The following was written by Miriam Shapiro, 3rd year pediatric resident at University of Minnesota.
The rains have started here in eastern Uganda. The storms can be brief and, despite the significant amount of rain that comes down, the red dirt soaks it up in little time, leaving just a hint that it was here at all - the scent of dampness, a few puddles, a bit less dirt kicked up on the roads as we drive.
I am working at a rural health center in a village called Bugobero. It is about a 45-minute drive along these red dirt roads from Mbale, the largest city in the area. My primary task here is a clinical investigation of a syndrome of malaria, severe anemia and hematuria.
Though both severe anemia and hematuria are known complications of malaria, they were being seen at an increased frequency and with increased mortality in January and February of this year.
The health center in Bugobero is unique because it was adopted by an American health care NGO, which has partnered with the government to improve care delivery. Because of the extra funds provided through the NGO, the clinic is able to hire more staff and have a more reliable and wider supply of medications. The community has responded to the increase in services with a huge increase in patient visits.
The health center includes adult and pediatric inpatient wards, a maternity ward, an operating theater and a steady stream of outpatients seen daily on a first-come, first-served basis. It is now drawing patients from all around the vicinity.
The health center has one doctor, who spends most of his time working on surgical cases, and is otherwise staffed by clinical officers, midwives, nurses and nursing assistants.
There is a laboratory here, which can do rapid HIV tests, thick blood smears for malaria, urine microscopy and urine dip stick. Usually they can do hemoglobin estimates, but of late have run out of the slides required to run the test. This limitation has required that I rely more heavily on history and physical exam findings than ever before. It also means there are several children here whose diseases fall outside the ability of the health center to diagnose or treat, even if they were diagnosed properly.
Our primary role here has been the malaria investigation, though we also see patients on the pediatric ward and outpatients, as time allows.
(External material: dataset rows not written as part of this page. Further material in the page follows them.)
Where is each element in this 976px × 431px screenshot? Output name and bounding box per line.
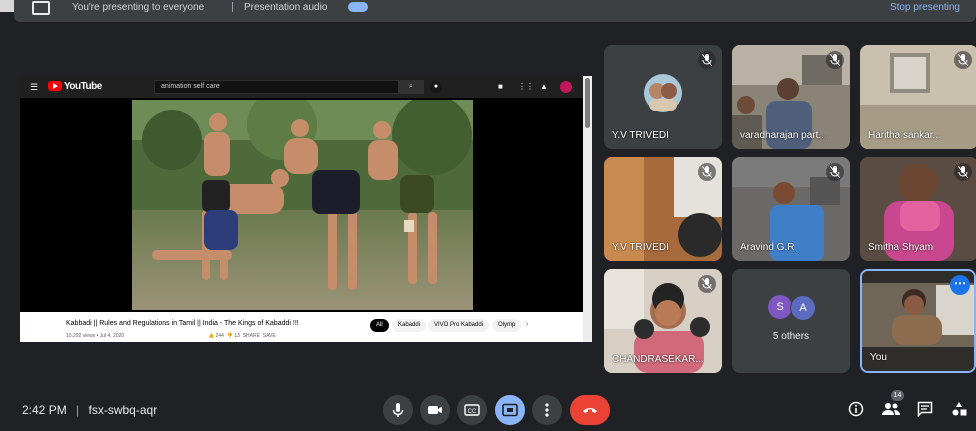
others-count: 5 others xyxy=(772,331,810,342)
video-player[interactable] xyxy=(20,98,583,312)
video-meta: 10,292 views • Jul 4, 2020 xyxy=(66,333,125,339)
participant-tile-smitha[interactable]: Smitha Shyam xyxy=(860,157,976,261)
participant-tile-yv-trivedi-2[interactable]: Y.V TRIVEDI xyxy=(604,157,722,261)
mic-off-icon xyxy=(698,51,716,69)
chevron-right-icon[interactable]: › xyxy=(526,321,528,328)
stop-presenting-button[interactable]: Stop presenting xyxy=(890,2,960,13)
people-button[interactable] xyxy=(882,401,900,422)
participant-name: Haritha sankar... xyxy=(868,130,941,141)
youtube-notifications-icon[interactable]: ▲ xyxy=(540,82,548,91)
participant-tile-aravind[interactable]: Aravind G.R xyxy=(732,157,850,261)
mic-off-icon xyxy=(954,51,972,69)
share-button[interactable]: SHARE xyxy=(243,333,260,339)
mic-off-icon xyxy=(954,163,972,181)
captions-icon: CC xyxy=(464,404,480,416)
participant-name: varadharajan part... xyxy=(740,130,827,141)
youtube-brand: YouTube xyxy=(64,81,102,92)
dislike-icon[interactable]: 👎 xyxy=(227,333,233,339)
presenting-banner: You're presenting to everyone Presentati… xyxy=(14,0,976,22)
present-icon xyxy=(502,403,518,417)
chip-olymp[interactable]: Olymp xyxy=(492,319,522,332)
participant-tile-you[interactable]: ⋯ You xyxy=(860,269,976,373)
mic-off-icon xyxy=(826,163,844,181)
participant-tile-chandrasekar[interactable]: CHANDRASEKAR... xyxy=(604,269,722,373)
youtube-avatar[interactable] xyxy=(560,81,572,93)
microphone-icon xyxy=(392,403,404,417)
info-icon xyxy=(848,401,864,417)
banner-divider xyxy=(232,2,233,12)
svg-text:CC: CC xyxy=(468,409,477,415)
save-button[interactable]: SAVE xyxy=(263,333,276,339)
presented-screen: ☰ YouTube animation self care ⌕ ● ■ ⋮⋮ ▲ xyxy=(20,76,592,342)
participant-name: Aravind G.R xyxy=(740,242,795,253)
more-options-icon[interactable]: ⋯ xyxy=(950,275,970,295)
video-details: Kabbadi || Rules and Regulations in Tami… xyxy=(20,312,583,342)
info-separator: | xyxy=(76,403,80,417)
video-title[interactable]: Kabbadi || Rules and Regulations in Tami… xyxy=(66,320,299,327)
presenting-text: You're presenting to everyone xyxy=(72,2,205,13)
participant-tile-haritha[interactable]: Haritha sankar... xyxy=(860,45,976,149)
youtube-search-icon[interactable]: ⌕ xyxy=(398,80,424,94)
camera-icon xyxy=(428,406,442,414)
current-time: 2:42 PM xyxy=(22,403,67,417)
mic-off-icon xyxy=(698,275,716,293)
chat-button[interactable] xyxy=(917,401,933,422)
mic-off-icon xyxy=(826,51,844,69)
participant-name: You xyxy=(870,352,887,363)
kabaddi-video-frame xyxy=(132,100,473,310)
chip-kabaddi[interactable]: Kabaddi xyxy=(392,319,427,332)
camera-button[interactable] xyxy=(420,395,450,425)
captions-button[interactable]: CC xyxy=(457,395,487,425)
people-count-badge: 14 xyxy=(891,390,904,401)
youtube-header: ☰ YouTube animation self care ⌕ ● ■ ⋮⋮ ▲ xyxy=(20,76,592,98)
meeting-code: fsx-swbq-aqr xyxy=(88,403,158,417)
avatar-a: A xyxy=(790,295,816,321)
browser-scrollbar[interactable] xyxy=(583,76,592,342)
leave-call-button[interactable] xyxy=(570,395,610,425)
more-vert-icon xyxy=(545,403,549,417)
present-screen-icon xyxy=(32,1,50,15)
avatar-s: S xyxy=(768,295,792,319)
dislike-count: 13 xyxy=(234,333,240,339)
like-count: 244 xyxy=(215,333,224,339)
meeting-info: 2:42 PM | fsx-swbq-aqr xyxy=(22,403,157,417)
chip-all[interactable]: All xyxy=(370,319,389,332)
youtube-create-icon[interactable]: ■ xyxy=(498,82,503,91)
microphone-button[interactable] xyxy=(383,395,413,425)
participant-name: CHANDRASEKAR... xyxy=(612,354,704,365)
end-call-icon xyxy=(583,408,597,413)
people-icon xyxy=(882,403,900,415)
chip-vivo-pro-kabaddi[interactable]: VIVO Pro Kabaddi xyxy=(428,319,490,332)
presentation-audio-label: Presentation audio xyxy=(244,2,328,13)
presentation-audio-toggle[interactable] xyxy=(348,2,368,12)
participant-tile-yv-trivedi[interactable]: Y.V TRIVEDI xyxy=(604,45,722,149)
more-options-button[interactable] xyxy=(532,395,562,425)
video-actions: 👍 244 👎 13 SHARE SAVE xyxy=(208,333,276,339)
participant-name: Y.V TRIVEDI xyxy=(612,242,669,253)
youtube-search-input[interactable]: animation self care xyxy=(154,80,416,94)
participant-tile-varadharajan[interactable]: varadharajan part... xyxy=(732,45,850,149)
youtube-voice-search-icon[interactable]: ● xyxy=(430,81,442,93)
meeting-details-button[interactable] xyxy=(848,401,864,422)
like-icon[interactable]: 👍 xyxy=(208,333,214,339)
chat-icon xyxy=(917,401,933,418)
hamburger-menu-icon[interactable]: ☰ xyxy=(30,82,38,93)
youtube-logo-icon[interactable] xyxy=(48,81,62,91)
activities-button[interactable] xyxy=(951,401,967,422)
participant-name: Y.V TRIVEDI xyxy=(612,130,669,141)
participant-tile-others[interactable]: S A 5 others xyxy=(732,269,850,373)
mic-off-icon xyxy=(698,163,716,181)
activities-icon xyxy=(952,402,967,416)
youtube-apps-icon[interactable]: ⋮⋮ xyxy=(518,82,534,91)
participant-name: Smitha Shyam xyxy=(868,242,934,253)
present-now-button[interactable] xyxy=(495,395,525,425)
Though the numbers of patients are not huge, the investigation is taking much of our time because, in addition to taking histories from the patients' parents and doing physical exams, we also draw the blood samples and prepare the thin smear slides. We also must leave from Bugobero early enough each day to deliver the samples to the research laboratory and have them run prior to its closing time. Because we are relying on an outside laboratory, we rarely get results back in time for them to be relevant to clinical care.
It is a stark contrast to the help we get in the hospitals in the U.S. - write an order and (usually) our work is done. Here, we rely heavily on the nurses and nursing assistants for aid in translation. Few of the villagers speak enough English to get through the detailed interview, and medical records as we know them do not exist. Each patient has a small notebook that is usually purchased upon arrival to the clinic, though occasionally is brought from home with information from previous clinic/hospital visits. When we are lucky, we can read about half of what is written in the notebook; generally the amount of clinical documentation is minimal.
Occasionally we are asked to see a child who is particularly sick. Last week, it was a 6 year-old boy with pneumonia who presented in severe respiratory distress. By the time we were called, they had already put him on supplemental oxygen via the one concentrator available. Despite the oxygen, he remained tachypneic and in significant distress, with an O2 saturation in the mid-80s. He was given a dose of ceftriaxone, which is sometimes present in small supply, and given fluids. The oxygen concentrator was then required in the operating theater, so he was taken off oxygen.
Given his persistent distress, the decision was made to transfer the child to the district hospital in Mbale, where hopefully more resources would be available. We made the 45-minute drive with him in the backseat, off oxygen; by the time we reached Mbale, his saturation was down to 59%. He was admitted in Mbale, placed on oxygen (delivered by an intranasal catheter, which was not very effective; at least at first, his O2 sat had only increased a small amount).
When we checked on him again later, it turned out that the hospital was out of the drugs that they had prescribed for him, so he wasn't actually getting them. We went to the pharmacy, purchased more ceftriaxone and paracetamol and brought it back. While we were there, the power went out, which meant that the oxygen also went off. In the end, this child was not getting much more at the district hospital than he was at the health center. Despite it all, he steadily improved, and a couple days later was asking for chapattis.
Sometimes these stories end well.
Miriam Shapiro poses with some children at the health center in Bugobero.